Linear Search versus Binary Search

There are many ways of approaching the problem of searching for an item within an array. A linear search simply looks through every single item in a list in order until the relevant item is found. If we imagine searching a dictionary for a word, a linear search would start at “A” and look through every word beginning with that letter, then move onto the “B” section, then the “C” section and so on until the word is found.

This is not the most efficient way in which to use the dictionary though. If the word we are looking for is “transistor”, we’ll have to trawl through nearly the entire book to find it as it’s nearer the end. A faster approach is to take advantage of the fact that the dictionary is in a sorted order. This is what a binary search does.

Let’s say the dictionary has 200 pages. To perform a binary search we start by dividing the pages of the dictionary into two even sets right down the middle. So we go to the centre of the dictionary and have exactly 100 pages to the left and 100 pages to the right. At the exact centre of the dictionary we find the word “golf”.

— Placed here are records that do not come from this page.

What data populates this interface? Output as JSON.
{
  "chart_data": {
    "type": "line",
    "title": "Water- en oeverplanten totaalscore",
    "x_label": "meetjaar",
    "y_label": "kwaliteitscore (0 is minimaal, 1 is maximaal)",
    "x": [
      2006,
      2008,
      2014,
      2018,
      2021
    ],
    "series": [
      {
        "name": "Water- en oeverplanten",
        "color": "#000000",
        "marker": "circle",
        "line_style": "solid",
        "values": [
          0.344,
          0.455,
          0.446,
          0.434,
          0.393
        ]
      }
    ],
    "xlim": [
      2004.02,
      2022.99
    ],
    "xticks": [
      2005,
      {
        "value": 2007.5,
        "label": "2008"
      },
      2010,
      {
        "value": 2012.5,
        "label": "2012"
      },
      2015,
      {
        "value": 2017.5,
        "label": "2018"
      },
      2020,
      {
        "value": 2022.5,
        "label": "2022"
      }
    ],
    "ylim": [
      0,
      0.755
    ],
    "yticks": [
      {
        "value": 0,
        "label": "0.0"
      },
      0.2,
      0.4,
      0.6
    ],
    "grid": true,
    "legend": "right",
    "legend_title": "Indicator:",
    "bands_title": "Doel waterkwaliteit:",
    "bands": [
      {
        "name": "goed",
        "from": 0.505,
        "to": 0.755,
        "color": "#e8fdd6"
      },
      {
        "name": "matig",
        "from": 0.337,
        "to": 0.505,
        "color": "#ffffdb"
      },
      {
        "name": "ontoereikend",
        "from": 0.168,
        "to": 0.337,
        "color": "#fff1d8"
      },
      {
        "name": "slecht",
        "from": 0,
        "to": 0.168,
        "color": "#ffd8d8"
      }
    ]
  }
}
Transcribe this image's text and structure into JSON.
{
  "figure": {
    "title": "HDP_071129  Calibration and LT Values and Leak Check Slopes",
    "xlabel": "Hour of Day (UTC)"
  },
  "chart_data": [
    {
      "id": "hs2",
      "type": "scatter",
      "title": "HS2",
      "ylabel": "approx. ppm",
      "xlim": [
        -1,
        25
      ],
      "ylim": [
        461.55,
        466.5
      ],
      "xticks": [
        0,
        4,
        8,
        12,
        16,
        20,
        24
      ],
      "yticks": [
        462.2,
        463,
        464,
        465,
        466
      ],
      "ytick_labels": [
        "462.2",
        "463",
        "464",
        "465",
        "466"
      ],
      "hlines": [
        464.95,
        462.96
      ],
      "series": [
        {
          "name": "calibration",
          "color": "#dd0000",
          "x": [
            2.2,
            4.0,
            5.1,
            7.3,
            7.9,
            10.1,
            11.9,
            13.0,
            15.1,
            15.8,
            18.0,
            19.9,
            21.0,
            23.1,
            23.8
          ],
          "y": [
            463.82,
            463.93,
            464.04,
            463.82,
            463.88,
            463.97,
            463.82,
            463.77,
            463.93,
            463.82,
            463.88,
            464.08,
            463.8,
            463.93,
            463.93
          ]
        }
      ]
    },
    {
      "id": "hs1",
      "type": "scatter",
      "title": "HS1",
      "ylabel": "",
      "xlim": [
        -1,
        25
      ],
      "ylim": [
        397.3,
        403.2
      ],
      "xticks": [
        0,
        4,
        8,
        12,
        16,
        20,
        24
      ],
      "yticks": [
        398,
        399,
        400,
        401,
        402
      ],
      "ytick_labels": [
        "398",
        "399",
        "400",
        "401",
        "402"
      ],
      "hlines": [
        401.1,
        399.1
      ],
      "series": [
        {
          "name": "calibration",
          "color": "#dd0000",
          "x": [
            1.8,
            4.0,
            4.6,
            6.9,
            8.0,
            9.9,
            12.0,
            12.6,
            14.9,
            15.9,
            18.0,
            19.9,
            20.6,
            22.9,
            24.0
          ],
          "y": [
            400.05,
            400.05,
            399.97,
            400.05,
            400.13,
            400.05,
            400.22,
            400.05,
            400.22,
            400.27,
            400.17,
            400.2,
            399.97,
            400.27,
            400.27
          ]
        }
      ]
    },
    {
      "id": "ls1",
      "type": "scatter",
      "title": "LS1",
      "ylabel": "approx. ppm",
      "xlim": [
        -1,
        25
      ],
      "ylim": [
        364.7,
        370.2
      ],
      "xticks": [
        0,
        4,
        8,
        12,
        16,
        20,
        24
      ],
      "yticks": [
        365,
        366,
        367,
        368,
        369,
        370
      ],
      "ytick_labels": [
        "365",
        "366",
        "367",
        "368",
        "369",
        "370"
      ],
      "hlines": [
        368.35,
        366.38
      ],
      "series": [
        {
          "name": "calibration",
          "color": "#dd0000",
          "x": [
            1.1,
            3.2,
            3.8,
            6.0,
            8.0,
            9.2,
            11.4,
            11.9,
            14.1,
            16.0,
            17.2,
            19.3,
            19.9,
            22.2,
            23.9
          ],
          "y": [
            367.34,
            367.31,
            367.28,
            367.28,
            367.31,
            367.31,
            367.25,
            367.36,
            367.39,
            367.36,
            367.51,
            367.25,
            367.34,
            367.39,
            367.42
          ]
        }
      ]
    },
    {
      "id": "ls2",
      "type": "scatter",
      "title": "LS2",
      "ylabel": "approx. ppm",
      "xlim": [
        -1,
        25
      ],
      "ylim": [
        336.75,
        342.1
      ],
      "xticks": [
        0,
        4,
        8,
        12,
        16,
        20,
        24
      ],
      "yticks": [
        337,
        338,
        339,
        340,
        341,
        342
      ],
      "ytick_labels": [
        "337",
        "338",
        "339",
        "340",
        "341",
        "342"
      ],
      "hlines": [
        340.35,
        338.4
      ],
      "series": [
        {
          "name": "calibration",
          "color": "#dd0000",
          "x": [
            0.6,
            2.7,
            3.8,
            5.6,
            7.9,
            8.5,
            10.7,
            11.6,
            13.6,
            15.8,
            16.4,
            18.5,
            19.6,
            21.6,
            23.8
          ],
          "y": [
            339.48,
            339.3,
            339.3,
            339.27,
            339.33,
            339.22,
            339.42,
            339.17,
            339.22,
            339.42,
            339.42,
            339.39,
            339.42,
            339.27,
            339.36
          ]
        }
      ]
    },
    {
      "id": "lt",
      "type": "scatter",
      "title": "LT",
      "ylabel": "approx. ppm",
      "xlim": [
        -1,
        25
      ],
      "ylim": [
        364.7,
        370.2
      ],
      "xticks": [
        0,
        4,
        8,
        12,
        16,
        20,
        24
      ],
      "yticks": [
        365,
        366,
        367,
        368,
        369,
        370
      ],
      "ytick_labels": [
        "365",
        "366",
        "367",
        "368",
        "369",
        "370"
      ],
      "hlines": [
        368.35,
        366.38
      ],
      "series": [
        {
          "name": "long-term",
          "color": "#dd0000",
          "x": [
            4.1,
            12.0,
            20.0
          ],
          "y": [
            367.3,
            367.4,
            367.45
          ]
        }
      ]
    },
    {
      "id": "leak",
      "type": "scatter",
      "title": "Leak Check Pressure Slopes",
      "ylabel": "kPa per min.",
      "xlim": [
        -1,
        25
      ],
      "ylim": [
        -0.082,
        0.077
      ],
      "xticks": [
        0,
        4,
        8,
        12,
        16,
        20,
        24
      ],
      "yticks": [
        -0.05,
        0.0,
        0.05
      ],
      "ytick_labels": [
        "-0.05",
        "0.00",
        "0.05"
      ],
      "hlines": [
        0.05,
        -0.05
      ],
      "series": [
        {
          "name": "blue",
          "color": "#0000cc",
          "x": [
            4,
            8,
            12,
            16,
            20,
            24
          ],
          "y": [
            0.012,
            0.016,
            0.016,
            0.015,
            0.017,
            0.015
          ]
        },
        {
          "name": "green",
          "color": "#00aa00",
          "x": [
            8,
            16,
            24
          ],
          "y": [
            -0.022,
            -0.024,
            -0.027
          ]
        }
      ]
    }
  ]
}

Now we ask the question is transistor in the left set of 100 pages or the right set? We know due to the sorted order of the words it must be on a later page than golf so it’s in the right-hand set of 100 pages. Now we consider the right pages and divide them in two parts exactly down the middle. So we are now at page 150 of the dictionary with 50 pages to the left and 50 pages to the right. We find ourselves at the word “psychic”. Now we ask again is transistor in the left or right set of pages? It’s in the right set, so we divide the right hand set of pages in two again. We go the middle (page 175) and now have 25 pages to the left and 25 pages to the right. Now we are at the word “steamroller”. Transistor is still further along, so we repeat the process again and end up at page 187 with the word “trusted”. We have 12 (and a half) pages to the left and the same to the right.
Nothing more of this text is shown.